Alternative B: Add the question on citizenship to the 2020 Census questionnaire Under this alternative, we would add the ACS question on citizenship to the 2020 Census questionnaire and ISR instrument. We would then produce the block-level citizen voting-age population by race and ethnicity tables during the 2020 Census publication phase.

Since the question is already asked on the American Community Survey, we would accept the cognitive research and questionnaire testing from the ACS instead of independently retesting the citizenship question. This means that the cost of preparing the new question would be minimal. We did not prepare an estimate of the impact of adding the citizenship question on the cost of reprogramming the Internet Self-Response (ISR) instrument, revising the Census Questionnaire Assistance (CQA), or redesigning the printed questionnaire because those components will not be finalized until after the March 2018 submission of the final questions.

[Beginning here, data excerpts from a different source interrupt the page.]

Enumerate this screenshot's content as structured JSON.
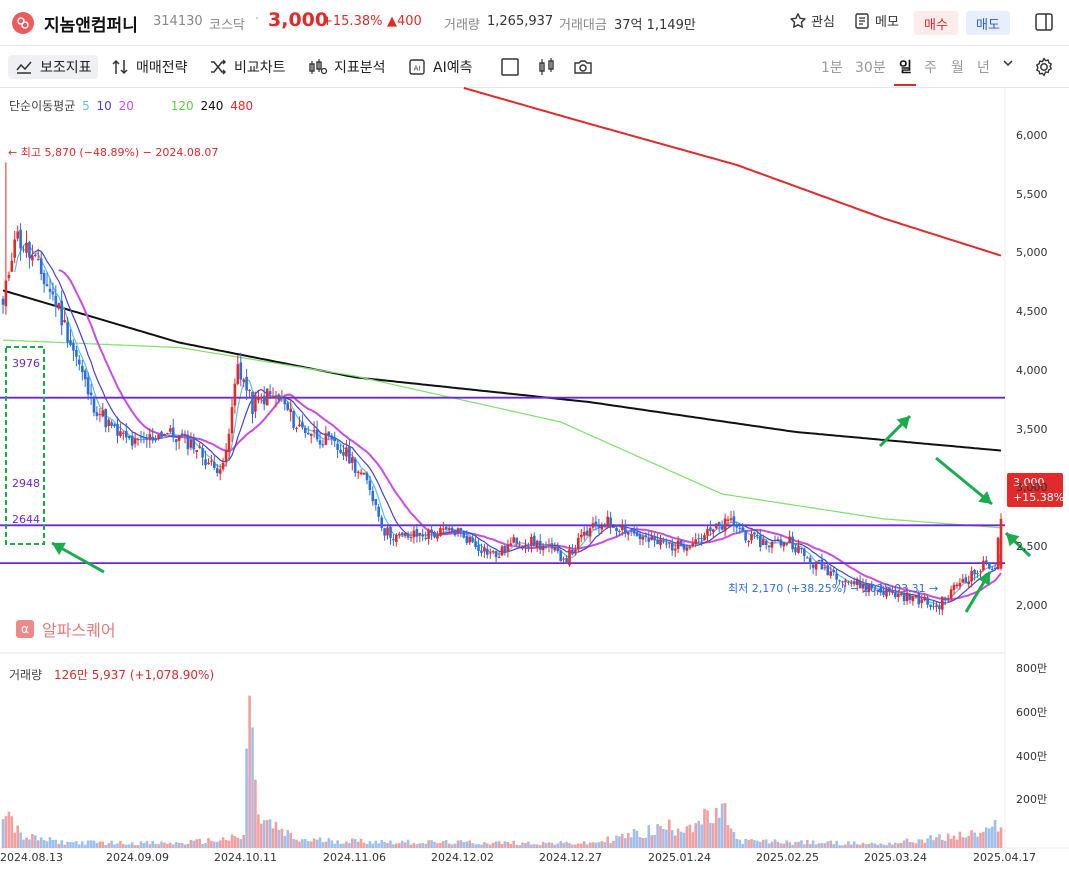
{
  "header": {
    "name": "지놈앤컴퍼니",
    "code": "314130",
    "market": "코스닥",
    "price": "3,000",
    "change_pct": "+15.38%",
    "change": "▲400",
    "volume_label": "거래량",
    "volume": "1,265,937",
    "amount_label": "거래대금",
    "amount": "37억 1,149만",
    "watch_label": "관심",
    "memo_label": "메모",
    "buy_label": "매수",
    "sell_label": "매도"
  },
  "toolbar": {
    "items": [
      "보조지표",
      "매매전략",
      "비교차트",
      "지표분석",
      "AI예측"
    ],
    "periods": [
      "1분",
      "30분",
      "일",
      "주",
      "월",
      "년"
    ],
    "active_period": "일"
  },
  "indicator": {
    "name": "단순이동평균",
    "periods": [
      "5",
      "10",
      "20",
      "120",
      "240",
      "480"
    ]
  },
  "annotations": {
    "high": "← 최고 5,870 (−48.89%) − 2024.08.07",
    "low": "최저 2,170 (+38.25%) − 2025.03.31 →",
    "hlines": [
      "3976",
      "2948",
      "2644"
    ],
    "price_tag_value": "3,000",
    "price_tag_pct": "+15.38%",
    "watermark": "알파스퀘어"
  },
  "volume_legend": {
    "label": "거래량",
    "value": "126만 5,937 (+1,078.90%)"
  },
  "colors": {
    "up": "#e22a2a",
    "down": "#2a6ee2",
    "ma5": "#5bc0eb",
    "ma10": "#4b3fcf",
    "ma20": "#c94ee0",
    "ma120": "#7ee06a",
    "ma240": "#111111",
    "ma480": "#e22a2a",
    "hline": "#6a28d8",
    "arrow": "#1aab4a"
  },
  "chart_data": {
    "type": "candlestick",
    "title": "",
    "y_ticks": [
      "6,000",
      "5,500",
      "5,000",
      "4,500",
      "4,000",
      "3,500",
      "3,000",
      "2,500",
      "2,000"
    ],
    "ylim": [
      1960,
      6470
    ],
    "x_ticks": [
      "2024.08.13",
      "2024.09.09",
      "2024.10.11",
      "2024.11.06",
      "2024.12.02",
      "2024.12.27",
      "2025.01.24",
      "2025.02.25",
      "2025.03.24",
      "2025.04.17"
    ],
    "volume_ticks": [
      "800만",
      "600만",
      "400만",
      "200만"
    ],
    "volume_ylim": [
      0,
      8200000
    ],
    "horizontal_lines": [
      3976,
      2948,
      2644
    ],
    "high": {
      "value": 5870,
      "date": "2024.08.07"
    },
    "low": {
      "value": 2170,
      "date": "2025.03.31"
    },
    "last_close": 3000,
    "ma_anchors": {
      "ma120": [
        [
          0,
          4440
        ],
        [
          60,
          4380
        ],
        [
          120,
          4150
        ],
        [
          190,
          3780
        ],
        [
          245,
          3200
        ],
        [
          300,
          3000
        ],
        [
          340,
          2928
        ]
      ],
      "ma240": [
        [
          0,
          4840
        ],
        [
          60,
          4420
        ],
        [
          120,
          4140
        ],
        [
          200,
          3940
        ],
        [
          270,
          3700
        ],
        [
          340,
          3550
        ]
      ],
      "ma480": [
        [
          157,
          6470
        ],
        [
          200,
          6180
        ],
        [
          250,
          5850
        ],
        [
          300,
          5420
        ],
        [
          340,
          5120
        ]
      ]
    },
    "candles_anchors": [
      [
        0,
        4700
      ],
      [
        4,
        5300
      ],
      [
        10,
        5100
      ],
      [
        18,
        4750
      ],
      [
        25,
        4300
      ],
      [
        30,
        3950
      ],
      [
        38,
        3700
      ],
      [
        45,
        3600
      ],
      [
        55,
        3700
      ],
      [
        65,
        3600
      ],
      [
        72,
        3400
      ],
      [
        76,
        3500
      ],
      [
        80,
        4250
      ],
      [
        85,
        3900
      ],
      [
        90,
        4000
      ],
      [
        95,
        3950
      ],
      [
        100,
        3750
      ],
      [
        105,
        3700
      ],
      [
        112,
        3600
      ],
      [
        118,
        3500
      ],
      [
        125,
        3250
      ],
      [
        130,
        2900
      ],
      [
        135,
        2850
      ],
      [
        145,
        2880
      ],
      [
        155,
        2900
      ],
      [
        162,
        2780
      ],
      [
        168,
        2700
      ],
      [
        175,
        2830
      ],
      [
        182,
        2800
      ],
      [
        192,
        2680
      ],
      [
        198,
        2870
      ],
      [
        205,
        2980
      ],
      [
        212,
        2920
      ],
      [
        220,
        2820
      ],
      [
        230,
        2780
      ],
      [
        240,
        2880
      ],
      [
        248,
        2980
      ],
      [
        255,
        2830
      ],
      [
        262,
        2800
      ],
      [
        268,
        2830
      ],
      [
        275,
        2650
      ],
      [
        282,
        2580
      ],
      [
        290,
        2480
      ],
      [
        298,
        2430
      ],
      [
        305,
        2390
      ],
      [
        312,
        2350
      ],
      [
        318,
        2290
      ],
      [
        322,
        2380
      ],
      [
        326,
        2500
      ],
      [
        331,
        2560
      ],
      [
        335,
        2640
      ],
      [
        338,
        2620
      ],
      [
        340,
        3000
      ]
    ],
    "volume_anchors": [
      [
        0,
        2000000
      ],
      [
        6,
        500000
      ],
      [
        20,
        250000
      ],
      [
        60,
        200000
      ],
      [
        82,
        450000
      ],
      [
        84,
        7800000
      ],
      [
        85,
        4000000
      ],
      [
        86,
        2400000
      ],
      [
        88,
        1200000
      ],
      [
        100,
        350000
      ],
      [
        140,
        250000
      ],
      [
        200,
        200000
      ],
      [
        247,
        1400000
      ],
      [
        250,
        300000
      ],
      [
        300,
        180000
      ],
      [
        336,
        650000
      ],
      [
        340,
        1265937
      ]
    ]
  }
}
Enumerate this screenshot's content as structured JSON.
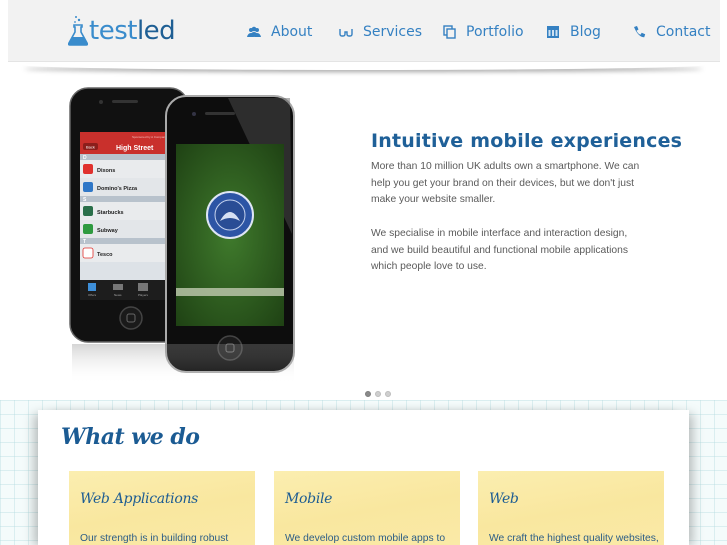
{
  "brand": {
    "logo_text_light": "test",
    "logo_text_dark": "led",
    "logo_icon": "flask-icon",
    "colors": {
      "primary": "#3581c2",
      "dark": "#1f5f94",
      "header_bg": "#f2f2f2",
      "card_bg": "#f9e79f"
    }
  },
  "nav": {
    "items": [
      {
        "label": "About",
        "icon": "people-icon"
      },
      {
        "label": "Services",
        "icon": "glasses-icon"
      },
      {
        "label": "Portfolio",
        "icon": "copy-icon"
      },
      {
        "label": "Blog",
        "icon": "calendar-icon"
      },
      {
        "label": "Contact",
        "icon": "phone-icon"
      }
    ]
  },
  "hero": {
    "title": "Intuitive mobile experiences",
    "paragraphs": [
      "More than 10 million UK adults own a smartphone. We can help you get your brand on their devices, but we don't just make your website smaller.",
      "We specialise in mobile interface and interaction design, and we build beautiful and functional mobile applications which people love to use."
    ],
    "phone_app": {
      "header_small": "Sponsored by A Company Ltd",
      "back_label": "Back",
      "title": "High Street",
      "sections": [
        {
          "letter": "D",
          "items": [
            "Dixons",
            "Domino's Pizza"
          ]
        },
        {
          "letter": "S",
          "items": [
            "Starbucks",
            "Subway"
          ]
        },
        {
          "letter": "T",
          "items": [
            "Tesco"
          ]
        }
      ],
      "tabs": [
        "Offers",
        "News",
        "Players"
      ]
    },
    "slider": {
      "total": 3,
      "active": 1
    }
  },
  "what_we_do": {
    "title": "What we do",
    "cards": [
      {
        "title": "Web Applications",
        "text": "Our strength is in building robust"
      },
      {
        "title": "Mobile",
        "text": "We develop custom mobile apps to"
      },
      {
        "title": "Web",
        "text": "We craft the highest quality websites,"
      }
    ]
  }
}
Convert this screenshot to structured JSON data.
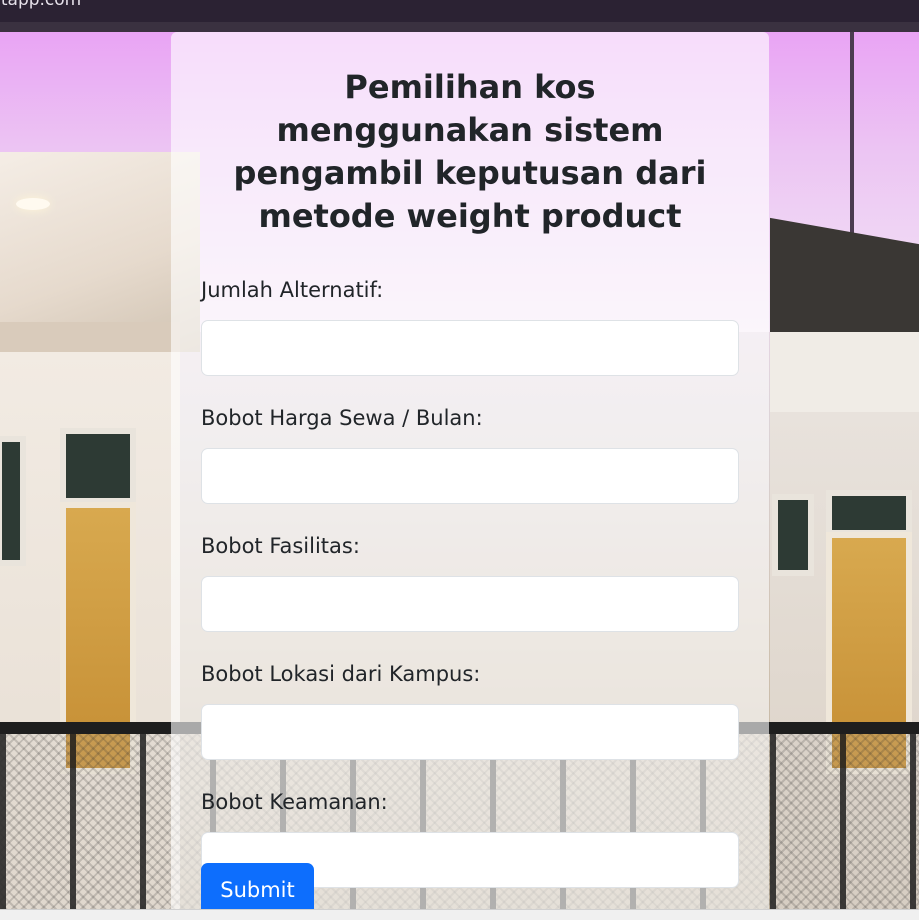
{
  "browser": {
    "url_fragment": "stapp.com"
  },
  "form": {
    "title": "Pemilihan kos menggunakan sistem pengambil keputusan dari metode weight product",
    "fields": [
      {
        "label": "Jumlah Alternatif:",
        "value": ""
      },
      {
        "label": "Bobot Harga Sewa / Bulan:",
        "value": ""
      },
      {
        "label": "Bobot Fasilitas:",
        "value": ""
      },
      {
        "label": "Bobot Lokasi dari Kampus:",
        "value": ""
      },
      {
        "label": "Bobot Keamanan:",
        "value": ""
      }
    ],
    "submit_label": "Submit"
  },
  "colors": {
    "accent": "#0d6efd",
    "text": "#212529"
  }
}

Adding the citizenship question is similar in scope and cost to recasting the race and ethnicity questions again, should that become necessary, and would be done at the same time.

After the 2020 Census ISR, CQA and printed questionnaire are in final form, adding the citizenship question would be much more expensive and would depend on exactly when the implementation decision was made during the production cycle.

For these reasons, we analyzed Alternative B in terms of its adverse impact on the rate of voluntary cooperation via self-response, the resulting increase in nonresponse followup (NRFU), and the consequent effects on the quality of the self-reported citizenship data. Three distinct analyses support the conclusion of an adverse impact on self-response and, as a result, on the accuracy and quality of the 2020 Census. We assess the costs of increased NRFU in light of the results of these analyses.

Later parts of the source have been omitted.